The unlocked device was tested in the Las Vegas and Charlotte areas using AT&T, and call quality was decent. Callers were able to hear me well, though I had a bit of background static on my end and an occasional dropped call. When visiting a known AT&T trouble spot in the Charlotte metropolitan area, I had trouble initiating calls. When testing the speakerphone in a noisy coffee shop, I was able to hear my callers without a problem. Though they said that they could hear the espresso machines in the background, it didn’t prevent us from having a conversation. I successfully paired my Plantronics Voyager Pro Bluetooth headset to the device without a problem, and callers said that I sounded equally clear. The only issue I encountered was the earpiece; it seemed a bit lower than other handsets on the market, even at the highest volume.

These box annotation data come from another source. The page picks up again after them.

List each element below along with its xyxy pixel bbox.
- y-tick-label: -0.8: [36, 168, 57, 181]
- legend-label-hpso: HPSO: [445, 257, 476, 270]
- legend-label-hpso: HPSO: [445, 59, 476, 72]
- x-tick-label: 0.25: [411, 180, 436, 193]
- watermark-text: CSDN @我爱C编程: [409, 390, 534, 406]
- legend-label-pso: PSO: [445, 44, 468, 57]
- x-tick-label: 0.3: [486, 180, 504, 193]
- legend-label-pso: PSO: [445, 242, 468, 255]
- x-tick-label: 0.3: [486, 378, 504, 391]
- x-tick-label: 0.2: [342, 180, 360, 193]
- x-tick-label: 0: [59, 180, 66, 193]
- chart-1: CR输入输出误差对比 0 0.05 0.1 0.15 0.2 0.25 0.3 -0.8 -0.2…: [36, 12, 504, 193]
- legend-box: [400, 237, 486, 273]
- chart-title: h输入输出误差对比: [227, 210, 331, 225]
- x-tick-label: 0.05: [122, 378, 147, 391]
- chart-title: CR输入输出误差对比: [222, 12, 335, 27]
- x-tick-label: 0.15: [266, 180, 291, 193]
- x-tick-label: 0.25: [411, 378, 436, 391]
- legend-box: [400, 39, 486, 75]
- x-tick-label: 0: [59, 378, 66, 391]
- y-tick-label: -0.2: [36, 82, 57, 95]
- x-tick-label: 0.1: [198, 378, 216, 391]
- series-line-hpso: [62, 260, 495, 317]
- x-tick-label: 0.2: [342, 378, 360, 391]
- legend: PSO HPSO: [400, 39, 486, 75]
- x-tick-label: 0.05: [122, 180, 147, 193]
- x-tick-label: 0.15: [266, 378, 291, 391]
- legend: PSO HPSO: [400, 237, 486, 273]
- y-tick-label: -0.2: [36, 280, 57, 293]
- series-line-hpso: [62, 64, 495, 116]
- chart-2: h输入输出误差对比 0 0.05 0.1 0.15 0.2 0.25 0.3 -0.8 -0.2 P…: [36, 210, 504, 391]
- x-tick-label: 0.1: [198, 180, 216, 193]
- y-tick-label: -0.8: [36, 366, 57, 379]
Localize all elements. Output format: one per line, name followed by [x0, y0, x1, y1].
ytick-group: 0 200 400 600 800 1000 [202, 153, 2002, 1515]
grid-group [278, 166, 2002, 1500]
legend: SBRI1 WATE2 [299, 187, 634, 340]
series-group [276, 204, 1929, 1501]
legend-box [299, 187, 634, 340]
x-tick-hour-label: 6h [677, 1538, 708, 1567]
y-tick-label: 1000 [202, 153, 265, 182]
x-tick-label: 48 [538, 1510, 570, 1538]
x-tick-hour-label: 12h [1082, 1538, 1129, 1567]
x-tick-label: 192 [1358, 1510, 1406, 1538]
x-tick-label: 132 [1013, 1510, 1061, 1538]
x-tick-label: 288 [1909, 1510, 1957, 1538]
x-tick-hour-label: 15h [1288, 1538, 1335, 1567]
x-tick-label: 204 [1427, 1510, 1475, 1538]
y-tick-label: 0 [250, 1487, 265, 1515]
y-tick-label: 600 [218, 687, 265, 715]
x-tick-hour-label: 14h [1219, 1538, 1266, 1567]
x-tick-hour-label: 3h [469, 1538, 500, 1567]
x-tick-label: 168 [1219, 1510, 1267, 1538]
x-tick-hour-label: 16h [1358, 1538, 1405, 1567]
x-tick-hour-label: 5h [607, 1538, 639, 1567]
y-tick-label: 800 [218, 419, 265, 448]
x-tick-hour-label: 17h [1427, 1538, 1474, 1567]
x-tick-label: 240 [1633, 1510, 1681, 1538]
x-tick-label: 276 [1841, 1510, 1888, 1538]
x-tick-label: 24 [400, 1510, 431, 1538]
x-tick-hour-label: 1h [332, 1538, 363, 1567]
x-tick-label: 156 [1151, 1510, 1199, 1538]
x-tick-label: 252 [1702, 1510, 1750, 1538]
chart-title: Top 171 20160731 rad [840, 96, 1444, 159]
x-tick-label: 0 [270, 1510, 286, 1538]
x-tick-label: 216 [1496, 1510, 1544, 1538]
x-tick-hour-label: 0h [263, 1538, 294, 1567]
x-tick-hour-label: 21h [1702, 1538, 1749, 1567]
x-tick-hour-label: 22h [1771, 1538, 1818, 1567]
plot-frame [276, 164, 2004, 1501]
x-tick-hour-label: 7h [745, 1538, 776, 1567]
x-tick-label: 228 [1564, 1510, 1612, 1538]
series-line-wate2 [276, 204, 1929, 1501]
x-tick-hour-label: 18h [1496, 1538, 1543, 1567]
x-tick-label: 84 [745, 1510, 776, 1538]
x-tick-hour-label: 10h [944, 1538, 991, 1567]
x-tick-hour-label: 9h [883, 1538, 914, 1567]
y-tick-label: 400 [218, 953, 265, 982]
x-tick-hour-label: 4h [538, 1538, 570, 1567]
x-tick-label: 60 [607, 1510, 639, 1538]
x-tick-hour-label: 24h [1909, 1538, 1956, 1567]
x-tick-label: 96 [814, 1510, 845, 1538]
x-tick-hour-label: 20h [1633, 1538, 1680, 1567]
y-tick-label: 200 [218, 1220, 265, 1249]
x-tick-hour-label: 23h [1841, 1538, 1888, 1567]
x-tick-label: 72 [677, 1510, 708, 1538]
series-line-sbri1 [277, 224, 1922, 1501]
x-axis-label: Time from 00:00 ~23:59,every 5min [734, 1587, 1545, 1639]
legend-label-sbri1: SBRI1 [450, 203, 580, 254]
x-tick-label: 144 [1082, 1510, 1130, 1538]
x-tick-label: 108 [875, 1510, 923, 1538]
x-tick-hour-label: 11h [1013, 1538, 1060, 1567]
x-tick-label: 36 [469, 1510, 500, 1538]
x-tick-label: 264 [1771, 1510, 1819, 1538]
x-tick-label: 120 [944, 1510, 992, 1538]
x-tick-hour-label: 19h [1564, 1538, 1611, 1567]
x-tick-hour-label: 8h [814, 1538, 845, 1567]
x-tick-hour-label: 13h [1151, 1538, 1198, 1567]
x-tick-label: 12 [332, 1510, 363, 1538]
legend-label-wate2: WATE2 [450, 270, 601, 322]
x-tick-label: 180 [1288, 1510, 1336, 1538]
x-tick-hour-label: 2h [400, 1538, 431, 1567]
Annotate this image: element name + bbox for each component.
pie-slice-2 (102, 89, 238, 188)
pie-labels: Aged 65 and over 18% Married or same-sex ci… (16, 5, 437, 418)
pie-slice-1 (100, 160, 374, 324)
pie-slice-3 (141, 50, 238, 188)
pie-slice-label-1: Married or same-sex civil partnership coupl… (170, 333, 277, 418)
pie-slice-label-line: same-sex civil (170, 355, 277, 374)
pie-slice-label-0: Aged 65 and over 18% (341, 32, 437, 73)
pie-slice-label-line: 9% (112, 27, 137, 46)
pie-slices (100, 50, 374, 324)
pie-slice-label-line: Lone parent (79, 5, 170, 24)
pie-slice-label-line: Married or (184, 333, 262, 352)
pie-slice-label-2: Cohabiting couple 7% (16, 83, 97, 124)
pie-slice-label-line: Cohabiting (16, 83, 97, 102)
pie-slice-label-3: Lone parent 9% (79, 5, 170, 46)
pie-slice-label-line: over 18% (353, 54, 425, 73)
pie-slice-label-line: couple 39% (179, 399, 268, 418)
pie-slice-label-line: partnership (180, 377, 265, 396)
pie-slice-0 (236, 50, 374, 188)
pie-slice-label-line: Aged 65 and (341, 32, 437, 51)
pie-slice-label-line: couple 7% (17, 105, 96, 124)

The XPERIA X10 offers 3G HSPA connectivity (on AT&T’s bands in the US), so browsing speeds were very quick. The full CNN webpage loaded in about 18 seconds, and the PhoneDog homepage loaded in 29 seconds. Other data-intensive tasks such as Google Maps, the Android Market, Google Talk, and Timescape worked well.
Estimated talk time is about 10 hours with 3G connectivity, and about 17 days of standby time. Like other smartphones on the market, the battery life on the X10 isn’t going to last that long, particularly during regular day-to-day use. With moderate to heavy use including calling, text messaging, browsing the internet, and use of Google Maps, I was able to get about a day and a half out of it before it powered down. It’s no featurephone, but given the abilities of the device, I found the battery life to be acceptable. For the individual that is away from the office on a regular basis, I’d recommend an extra battery or car charger.
The XPERIA X10 has a few quirks and issues that could prove frustrating to experienced smartphone users. That being said, most of the problems I encountered could be fixed with software updates, and since Sony Ericsson has committed to providing updates on an ongoing basis, we could see them resolved over time. At any rate, the X10 is going to be one of those love or hate devices. I hope to see the XPERIA X10 land on a US carrier at some point in the near future, as I think it would make a great addition to any carrier’s Android lineup.